O Brasil tem 20.506 pedidos de registro de candidatura para as eleições de 2026, segundo dados do TSE atualizados até 17 de agosto. O número é 8,7 mil menor que em 2022. Os homens somam 65% dos registros, e as mulheres, 35%.

A maior parte dos pedidos é para deputado estadual, com 11.090 registros para 1.035 vagas, média de 10,71 candidatos por cadeira. Em seguida vem deputado federal, com 7.627 pedidos para 513 vagas, 14,87 candidatos por cadeira.

Para os governos dos 26 estados e do Distrito Federal, são 195 candidaturas, 12,5% a menos que em 2022, quando havia 223. Já a Presidência da República teve 13 candidaturas, uma a mais que as 12 de 2022.

O Senado teve 314 pedidos de registro para as 54 vagas em disputa, o equivalente a 5,83 candidatos por cadeira.
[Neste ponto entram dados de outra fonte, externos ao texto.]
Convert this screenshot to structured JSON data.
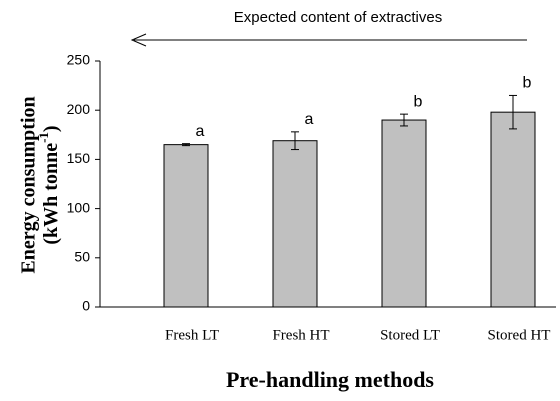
{
  "chart_data": {
    "type": "bar",
    "title": "Expected content of extractives",
    "y_label": [
      "Energy consumption",
      "(kWh  tonne",
      "-1",
      ")"
    ],
    "x_label": "Pre-handling methods",
    "categories": [
      "Fresh LT",
      "Fresh HT",
      "Stored LT",
      "Stored HT"
    ],
    "values": [
      165,
      169,
      190,
      198
    ],
    "errors": [
      1,
      9,
      6,
      17
    ],
    "annotations": [
      "a",
      "a",
      "b",
      "b"
    ],
    "color": "#c0c0c0",
    "ylim": [
      0,
      250
    ],
    "yticks": [
      0,
      50,
      100,
      150,
      200,
      250
    ],
    "grid": false
  }
}
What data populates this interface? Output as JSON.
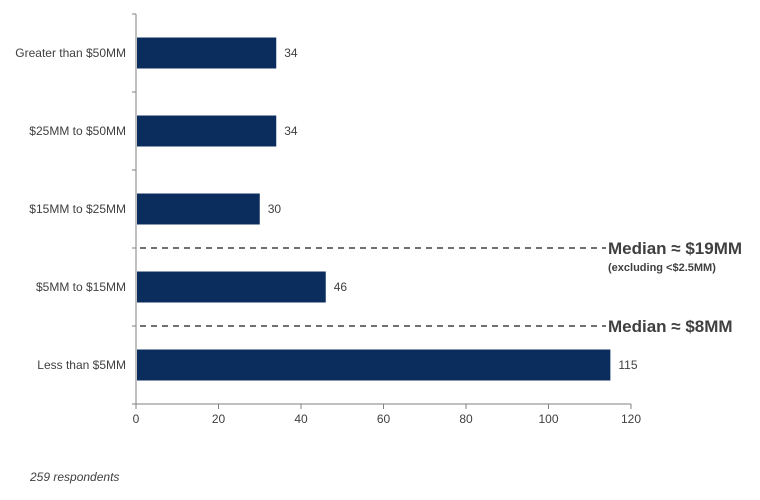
{
  "chart_data": {
    "type": "bar",
    "orientation": "horizontal",
    "categories": [
      "Greater than $50MM",
      "$25MM to $50MM",
      "$15MM to $25MM",
      "$5MM to $15MM",
      "Less than $5MM"
    ],
    "values": [
      34,
      34,
      30,
      46,
      115
    ],
    "xlim": [
      0,
      120
    ],
    "xticks": [
      0,
      20,
      40,
      60,
      80,
      100,
      120
    ],
    "bar_color": "#0b2d5e",
    "grid": false,
    "annotations": [
      {
        "text": "Median ≈ $19MM",
        "subtext": "(excluding <$2.5MM)",
        "between": [
          "$15MM to $25MM",
          "$5MM to $15MM"
        ]
      },
      {
        "text": "Median ≈ $8MM",
        "subtext": "",
        "between": [
          "$5MM to $15MM",
          "Less than $5MM"
        ]
      }
    ]
  },
  "footnote": "259 respondents"
}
Em números absolutos, os homens somam 13.366 registros e as mulheres, 7.140. A lei eleitoral (9.504/1997) exige que cada partido reserve pelo menos 30% das candidaturas proporcionais para o sexo minoritário na legenda, hoje quase sempre as mulheres.

O perfil de quem concorre também chama atenção por outro ângulo. Empresários lideram as ocupações declaradas entre os candidatos de 2026.

Por que há menos candidatos que em 2022?

A queda é puxada pela cláusula de desempenho, regra que dificulta o funcionamento de partidos pequenos. Ela chega a 2026 na quinta eleição nacional em que está em vigor, criada pela Emenda Constitucional 97, de 2017.

Pela regra, cada partido precisa obter ao menos 2,5% dos votos válidos para a Câmara dos Deputados, distribuídos em pelo menos um terço dos estados, com no mínimo 1,5% em cada um deles. A alternativa é eleger ao menos 13 deputados federais, também distribuídos por um terço da federação.

Quem não cumpre nenhum dos dois critérios perde o acesso ao Fundo Partidário e ao tempo de propaganda gratuita no rádio e na televisão, o que reduz o interesse de legendas menores em lançar candidatos próprios.

O número de 20.506 também não é definitivo. A Justiça Eleitoral ainda analisa cada pedido e pode indeferir candidaturas por inelegibilidade ou por falta de documentos obrigatórios.